Tal hipótese é consistente com o argumento dos economistas Alan Peacock e Jack Wiseman, que sustentam que crises sociais de larga escala são capazes de promover mudanças nos padrões regulares da opinião pública sobre a tributação. Por ocasião de guerras, a necessidade de responder à situação de emergência se sobrepõe à resistência ao aumento de impostos.
A combinação desses dois fatores —propostas técnicas e deslocamentos na percepção do eleitorado— abre uma janela de oportunidades para a aprovação de tributação para aumentar os recursos destinados ao financiamento das políticas sociais. Se existem propostas progressivas tecnicamente consistentes, apoio na opinião pública e exemplos ao redor do mundo, o Brasil poderia aproveitar essa chance, revertendo uma tendência histórica ao dobrar esforços contra a desigualdade e a pobreza.
Entretanto, tais propostas precisam ser aprovadas no Parlamento para se converterem em legislação —e dessa cartola não sai coelho.

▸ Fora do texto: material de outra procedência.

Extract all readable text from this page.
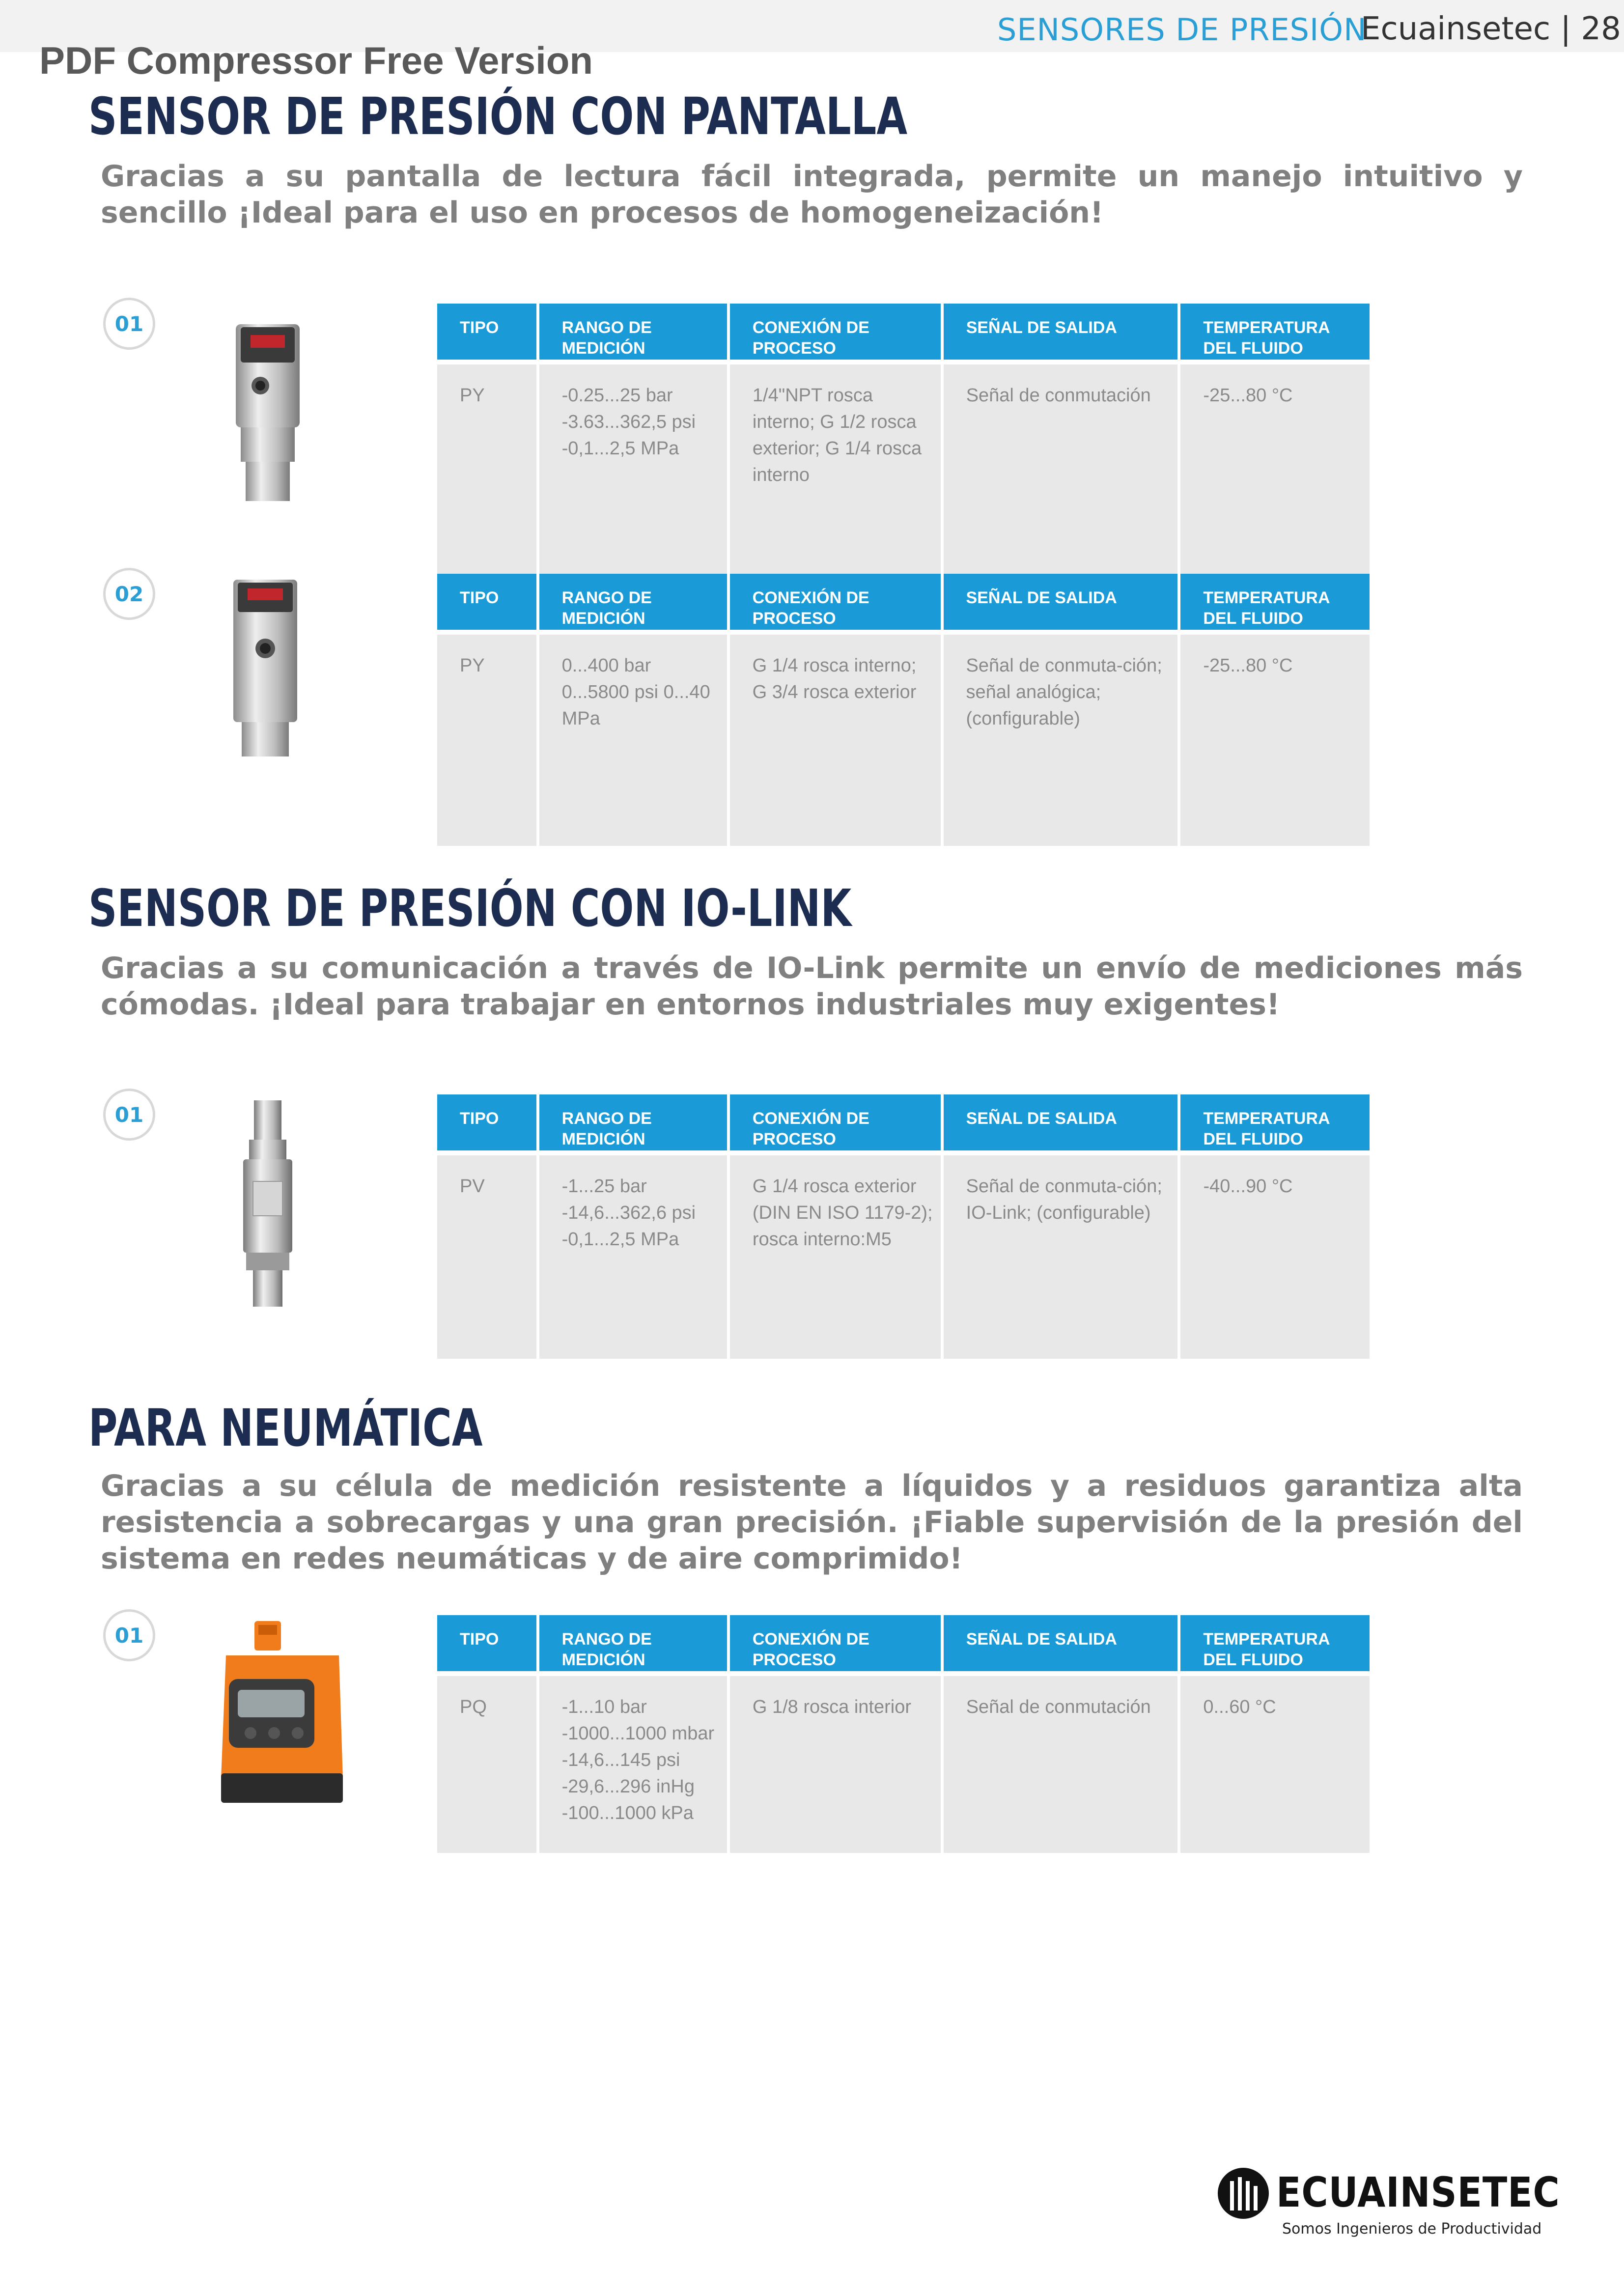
PDF Compressor Free Version
SENSORES DE PRESIÓN
Ecuainsetec | 28
SENSOR DE PRESIÓN CON PANTALLA
Gracias a su pantalla de lectura fácil integrada, permite un manejo intuitivo y sencillo ¡Ideal para el uso en procesos de homogeneización!
01	TIPO	RANGO DE MEDICIÓN	CONEXIÓN DE PROCESO	SEÑAL DE SALIDA	TEMPERATURA DEL FLUIDO
PY	-0.25...25 bar -3.63...362,5 psi -0,1...2,5 MPa	1/4"NPT rosca interno; G 1/2 rosca exterior; G 1/4 rosca interno	Señal de conmutación	-25...80 °C
02	TIPO	RANGO DE MEDICIÓN	CONEXIÓN DE PROCESO	SEÑAL DE SALIDA	TEMPERATURA DEL FLUIDO
PY	0...400 bar 0...5800 psi 0...40 MPa	G 1/4 rosca interno; G 3/4 rosca exterior	Señal de conmuta-ción; señal analógica; (configurable)	-25...80 °C
SENSOR DE PRESIÓN CON IO-LINK
Gracias a su comunicación a través de IO-Link permite un envío de mediciones más cómodas. ¡Ideal para trabajar en entornos industriales muy exigentes!
01	TIPO	RANGO DE MEDICIÓN	CONEXIÓN DE PROCESO	SEÑAL DE SALIDA	TEMPERATURA DEL FLUIDO
PV	-1...25 bar -14,6...362,6 psi -0,1...2,5 MPa	G 1/4 rosca exterior (DIN EN ISO 1179-2); rosca interno:M5	Señal de conmuta-ción; IO-Link; (configurable)	-40...90 °C
PARA NEUMÁTICA
Gracias a su célula de medición resistente a líquidos y a residuos garantiza alta resistencia a sobrecargas y una gran precisión. ¡Fiable supervisión de la presión del sistema en redes neumáticas y de aire comprimido!
01	TIPO	RANGO DE MEDICIÓN	CONEXIÓN DE PROCESO	SEÑAL DE SALIDA	TEMPERATURA DEL FLUIDO
PQ	-1...10 bar -1000...1000 mbar -14,6...145 psi -29,6...296 inHg -100...1000 kPa	G 1/8 rosca interior	Señal de conmutación	0...60 °C
ECUAINSETEC
Somos Ingenieros de Productividad
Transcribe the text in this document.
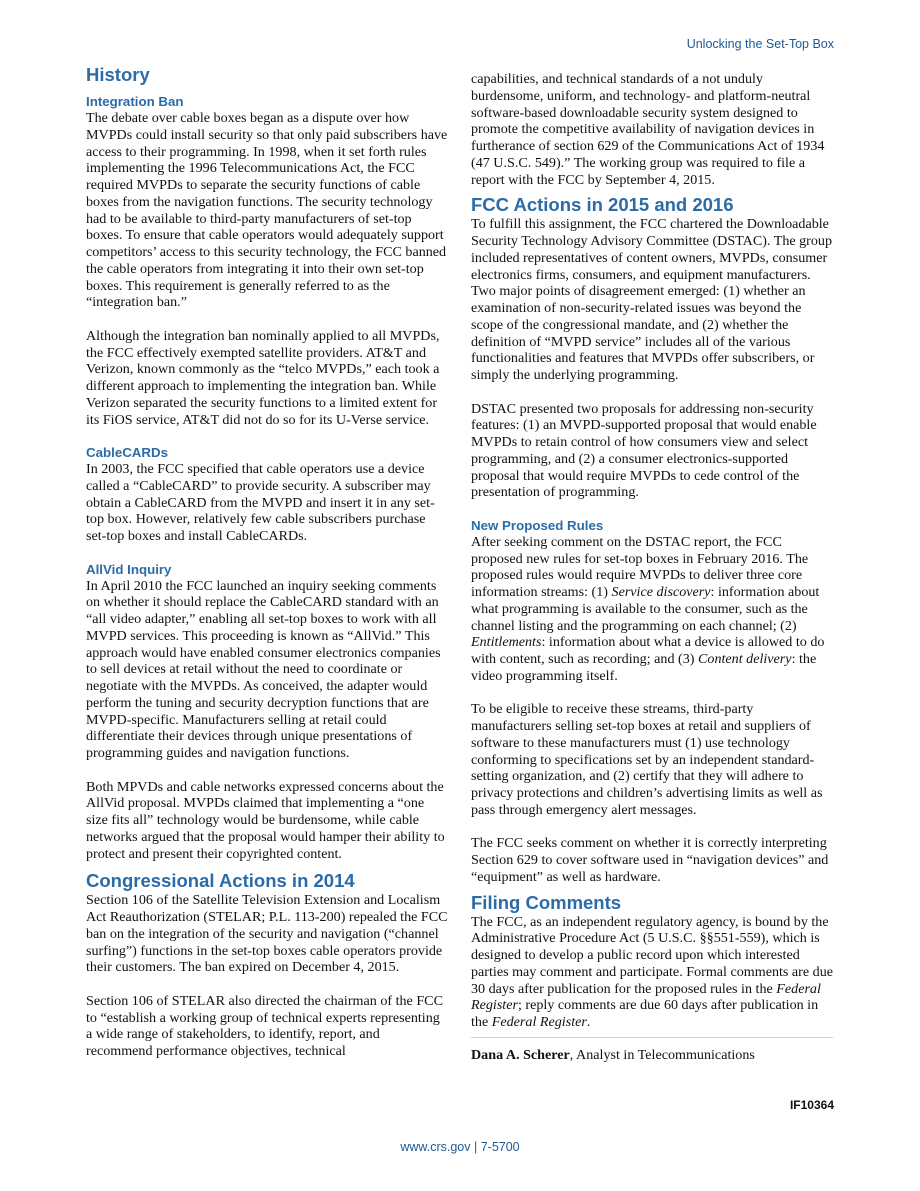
Unlocking the Set-Top Box
History
Integration Ban

The debate over cable boxes began as a dispute over how MVPDs could install security so that only paid subscribers have access to their programming. In 1998, when it set forth rules implementing the 1996 Telecommunications Act, the FCC required MVPDs to separate the security functions of cable boxes from the navigation functions. The security technology had to be available to third-party manufacturers of set-top boxes. To ensure that cable operators would adequately support competitors’ access to this security technology, the FCC banned the cable operators from integrating it into their own set-top boxes. This requirement is generally referred to as the “integration ban.”

Although the integration ban nominally applied to all MVPDs, the FCC effectively exempted satellite providers. AT&T and Verizon, known commonly as the “telco MVPDs,” each took a different approach to implementing the integration ban. While Verizon separated the security functions to a limited extent for its FiOS service, AT&T did not do so for its U-Verse service.

CableCARDs

In 2003, the FCC specified that cable operators use a device called a “CableCARD” to provide security. A subscriber may obtain a CableCARD from the MVPD and insert it in any set-top box. However, relatively few cable subscribers purchase set-top boxes and install CableCARDs.

AllVid Inquiry

In April 2010 the FCC launched an inquiry seeking comments on whether it should replace the CableCARD standard with an “all video adapter,” enabling all set-top boxes to work with all MVPD services. This proceeding is known as “AllVid.” This approach would have enabled consumer electronics companies to sell devices at retail without the need to coordinate or negotiate with the MVPDs. As conceived, the adapter would perform the tuning and security decryption functions that are MVPD-specific. Manufacturers selling at retail could differentiate their devices through unique presentations of programming guides and navigation functions.

Both MPVDs and cable networks expressed concerns about the AllVid proposal. MVPDs claimed that implementing a “one size fits all” technology would be burdensome, while cable networks argued that the proposal would hamper their ability to protect and present their copyrighted content.

Congressional Actions in 2014

Section 106 of the Satellite Television Extension and Localism Act Reauthorization (STELAR; P.L. 113-200) repealed the FCC ban on the integration of the security and navigation (“channel surfing”) functions in the set-top boxes cable operators provide their customers. The ban expired on December 4, 2015.

Section 106 of STELAR also directed the chairman of the FCC to “establish a working group of technical experts representing a wide range of stakeholders, to identify, report, and recommend performance objectives, technical

capabilities, and technical standards of a not unduly burdensome, uniform, and technology- and platform-neutral software-based downloadable security system designed to promote the competitive availability of navigation devices in furtherance of section 629 of the Communications Act of 1934 (47 U.S.C. 549).” The working group was required to file a report with the FCC by September 4, 2015.

FCC Actions in 2015 and 2016

To fulfill this assignment, the FCC chartered the Downloadable Security Technology Advisory Committee (DSTAC). The group included representatives of content owners, MVPDs, consumer electronics firms, consumers, and equipment manufacturers. Two major points of disagreement emerged: (1) whether an examination of non-security-related issues was beyond the scope of the congressional mandate, and (2) whether the definition of “MVPD service” includes all of the various functionalities and features that MVPDs offer subscribers, or simply the underlying programming.

DSTAC presented two proposals for addressing non-security features: (1) an MVPD-supported proposal that would enable MVPDs to retain control of how consumers view and select programming, and (2) a consumer electronics-supported proposal that would require MVPDs to cede control of the presentation of programming.

New Proposed Rules

After seeking comment on the DSTAC report, the FCC proposed new rules for set-top boxes in February 2016. The proposed rules would require MVPDs to deliver three core information streams: (1) Service discovery: information about what programming is available to the consumer, such as the channel listing and the programming on each channel; (2) Entitlements: information about what a device is allowed to do with content, such as recording; and (3) Content delivery: the video programming itself.

To be eligible to receive these streams, third-party manufacturers selling set-top boxes at retail and suppliers of software to these manufacturers must (1) use technology conforming to specifications set by an independent standard-setting organization, and (2) certify that they will adhere to privacy protections and children’s advertising limits as well as pass through emergency alert messages.

The FCC seeks comment on whether it is correctly interpreting Section 629 to cover software used in “navigation devices” and “equipment” as well as hardware.

Filing Comments

The FCC, as an independent regulatory agency, is bound by the Administrative Procedure Act (5 U.S.C. §§551-559), which is designed to develop a public record upon which interested parties may comment and participate. Formal comments are due 30 days after publication for the proposed rules in the Federal Register; reply comments are due 60 days after publication in the Federal Register.

Dana A. Scherer, Analyst in Telecommunications

IF10364
www.crs.gov | 7-5700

Historicamente, o Legislativo brasileiro tem se posicionado contra a progressividade da política tributária. Dos 2.500 projetos de lei complementares ou ordinários que tratam do assunto apresentados por parlamentares brasileiros de 1988 a 2020, a imensa maioria (88,6%) propõe medidas cujo resultado seria reduzir a arrecadação do governo federal. Essa diminuição está relacionada à mobilização de parlamentares brasileiros para introduzir novas despesas dedutíveis no IRPF ou para criar novas isenções nesse imposto e até mesmo em outros impostos.
A principal estratégia é aliviar a tributação sobre pessoas físicas ou sobre grupos econômicos. Como as deduções beneficiam o topo da distribuição da renda, o resultado da preferência majoritária de deputados e senadores é agravar a regressividade de nosso sistema tributário, além de reduzir a arrecadação.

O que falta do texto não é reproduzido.